How about a personal review of the Aerobird from a new RCer, me. I looked at
the Firebird II, XL, Fighterbird and the Aerobird. With three channels you can
do a lot more, so I went with the Aerobird.
I was not interested in building. If I spent a month building and then
wrecked it, I would be crushed. I wanted a RTF that could take some
punishment.
I am a first timer. After several months of research, talking to people,
flyers and non, I bought an Aerobird. It is a super value. Today you would
get the Aerobird Challenger, which is even
better than the original Aerobird.
Here are the plusses and minuses in my mind of the Aerobird Challenger.
Very inexpensive and rugged for a three channel starter - $110-$150
The plane comes complete and fully assembled. Charge the flight battery, put
on the wing, put the batteries in the transmitter and up you go! Even the
batteries for the transmitter are included.

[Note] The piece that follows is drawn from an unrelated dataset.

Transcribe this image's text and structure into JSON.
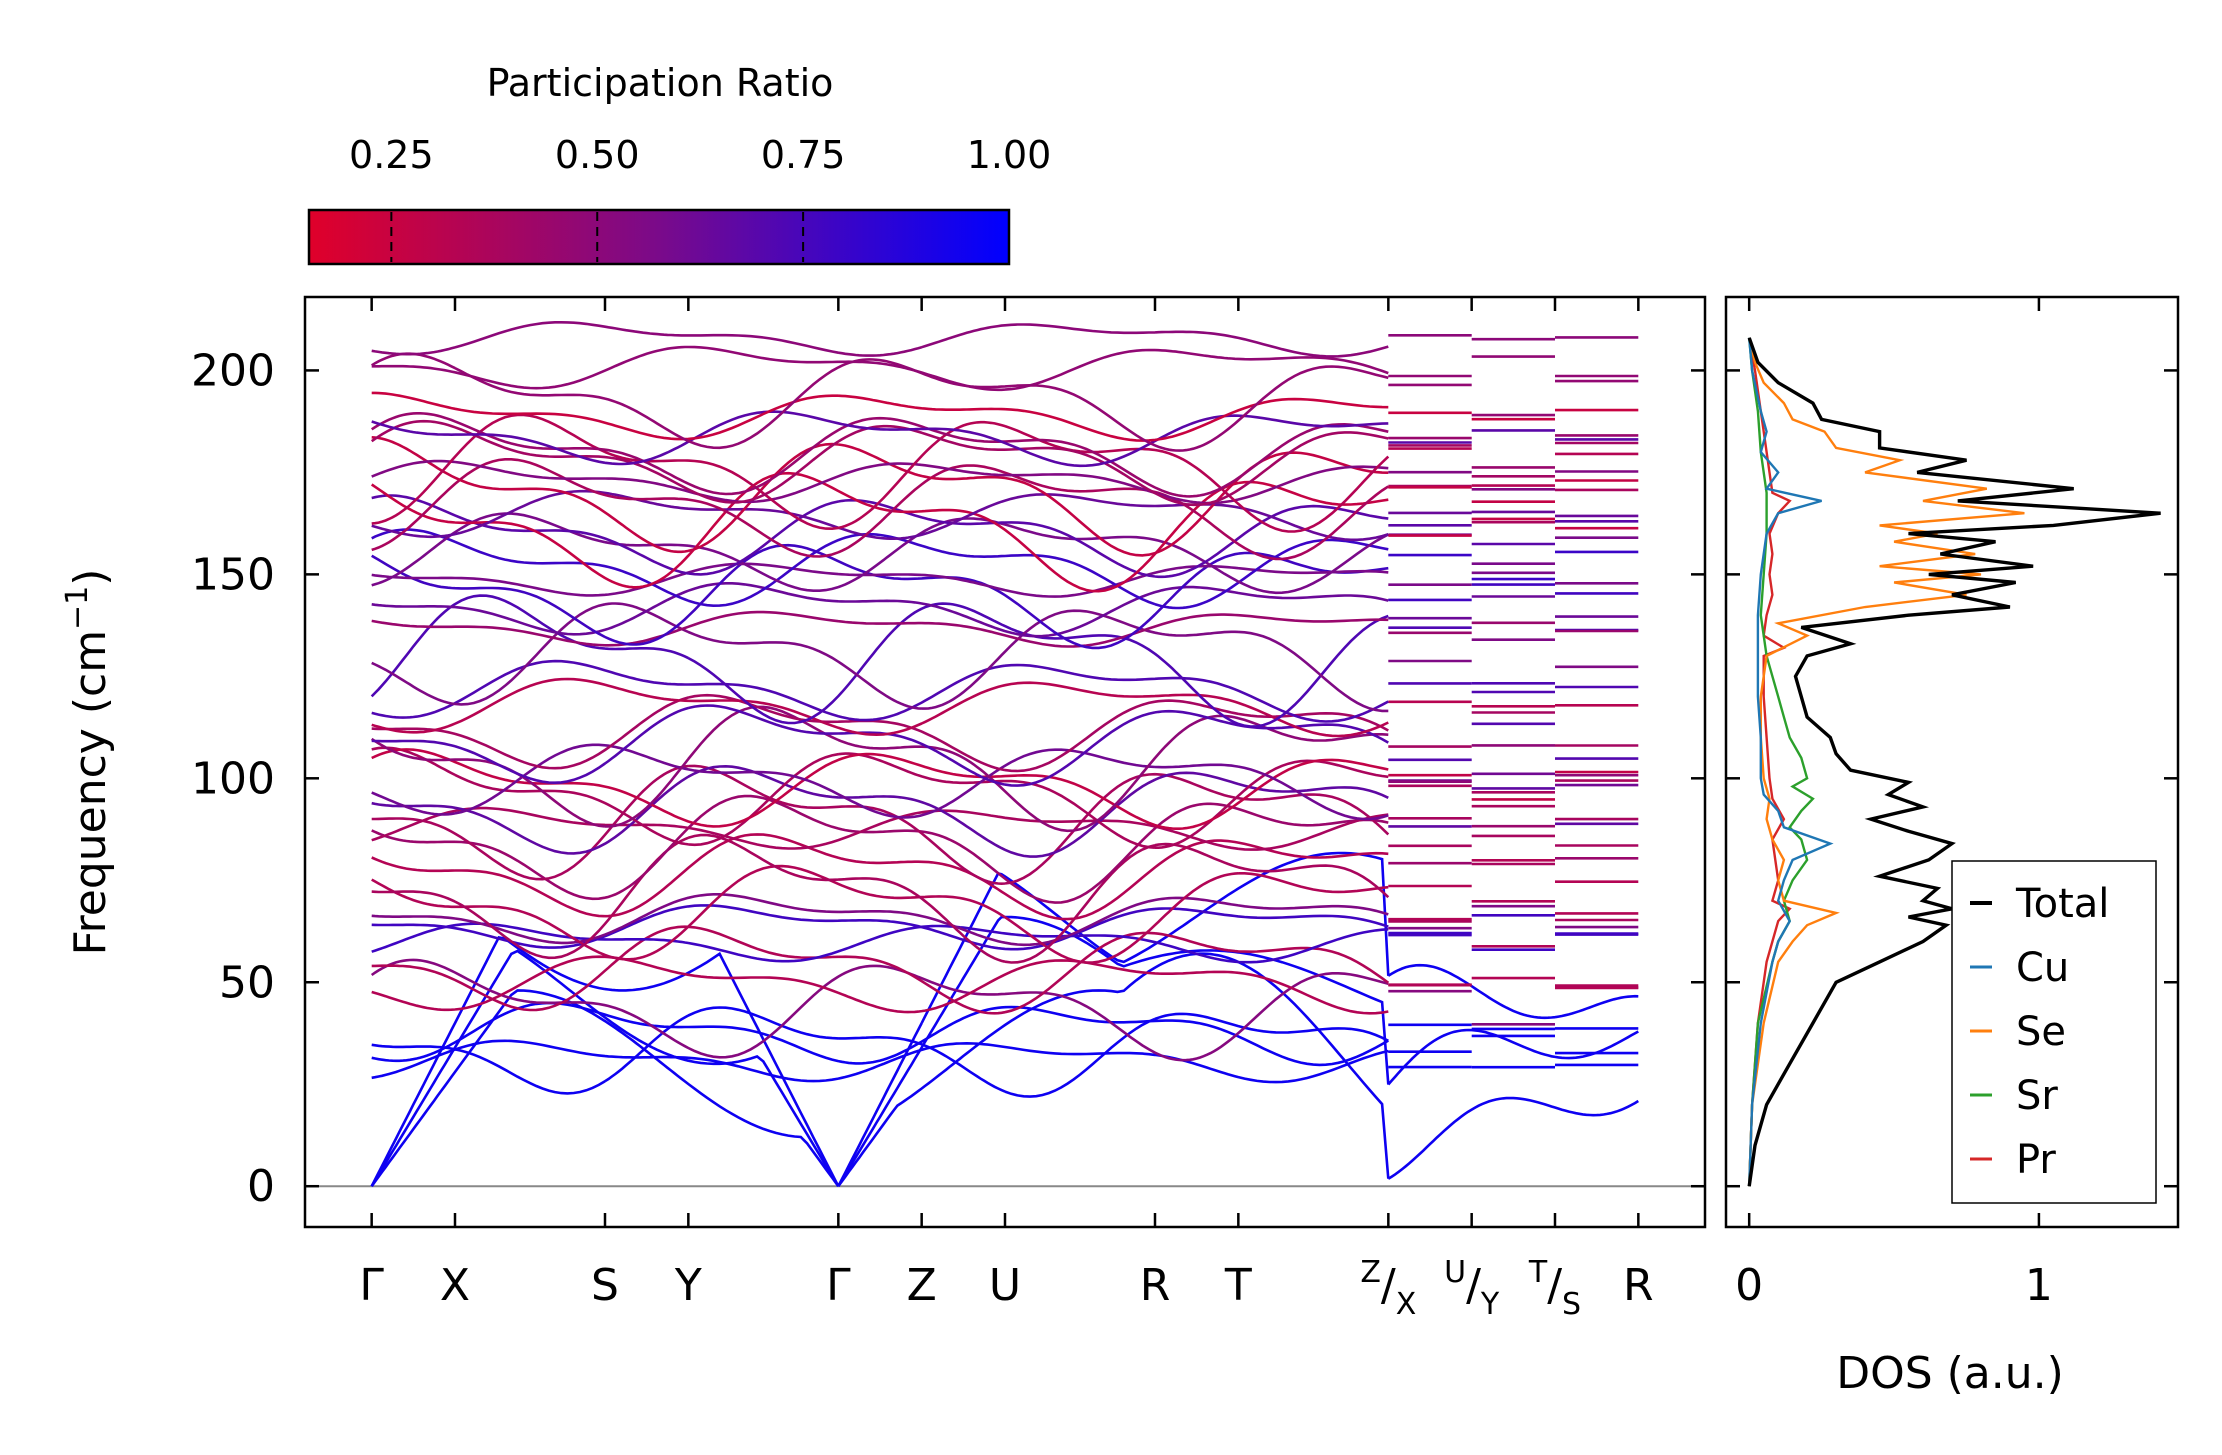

New flyers may crash so you don't want something costly to
start with or had to fix. There is a full line of parts available at
reasonable cost. You
can replace the whole main fuselage for $49 including the motor and all the
flight electronics. A wing is $15 and the tail is $9.
Batteries and charger:
The battery will run for a full 6-7 minutes at full throttle and 12-15
minutes at half throttle. Many planes in this class run 4-5 minutes. And,
unlike many of the 2 channel starters, it comes with a peak charger that you
can use to charge your batteries in your car. If you pick up two or three
spare
batteries you can stay in the air all day. A full recharge charge takes about
30-40 minutes. I hafe 5 batteries and two chargers.
WIND
All new flyers should start in winds under 5 MPH so that you are learning to
fly the plane rather than fighting the wind. I didn't do that and crashed a
lot because of the wind. However, now I am very comfortable flying this plane
in 10-12 MPH winds. Handles it very well.
27 MHZ vs 72 MHZ Radio - For North American Flyers
The Aerobird uses a 27 MHZ radio which is assigned to general use for planes,
cars and boats; mostly low end stuff. There are only 6 available channels in
the US. So, if you have a kid with a RC car in the same area where you are
flying, and he is on the same channel you are on, and he is close enough, when
he switches on his transmitter, you will lose control of the plane and
probably crash. After 100+ flights I have never had a problem, but experienced
flyers will bring this up, so I mention this here.
Even with 72 MHZ radio systems, this can happen if you get two flyers on the
same channel.. We had a incident like this at our field recently. Plane was
destroyed. Both flyers were on channel 58. One guy had just arrived. He
turned on his radio to check the battery voltage without checking to see if
the frequency was clear. A plane in the air came straight down and was
destroyed. Frequency management is important no matter if you are on 27 or 72
MHZ .
The flight control for the Aerobird is a single stick radio with rudder and
elevator on the stick. Throttle is on a slide on the left top. It is similar
to the arrangement on the Hitec single stick radio I use to fly my Spirit
sailplane. I find it very comfortable to
use and other flyers who have tried it say they find it easy as well.
If you are going to join a club, check with them. Some clubs will not admit 27
MHZ based planes because they can't be flown with a buddy box, a training
system, like a dual controlled car. This is used for pilot training.
After long consideration I bought the Aerobird and am very happy I did. I have
since brought 4 new pilots into the hobby who now have Aerobirds and they have
all been very successful.
These are things I took into consideration. My club,
www.lisf.org has many
Firebird and Aerobird pilots, so the Aerobird was welcome
Here is an internet site that has a link for a video of the plane flying:
http://www.parkflyers.com/html/aerobird.html
That's my evaluation of the Aerobird and why I purchased it. I fly as
often as I can. I have over 100 flights on my plane since the end of March.
The Aerobird helped me learn to fly. What I learned I have used to expand my
fleet to 8 planes, both electrics and sailplanes. My friend has a Wingo and a
Glider. He liked flying my Aerobird so much he bought one too.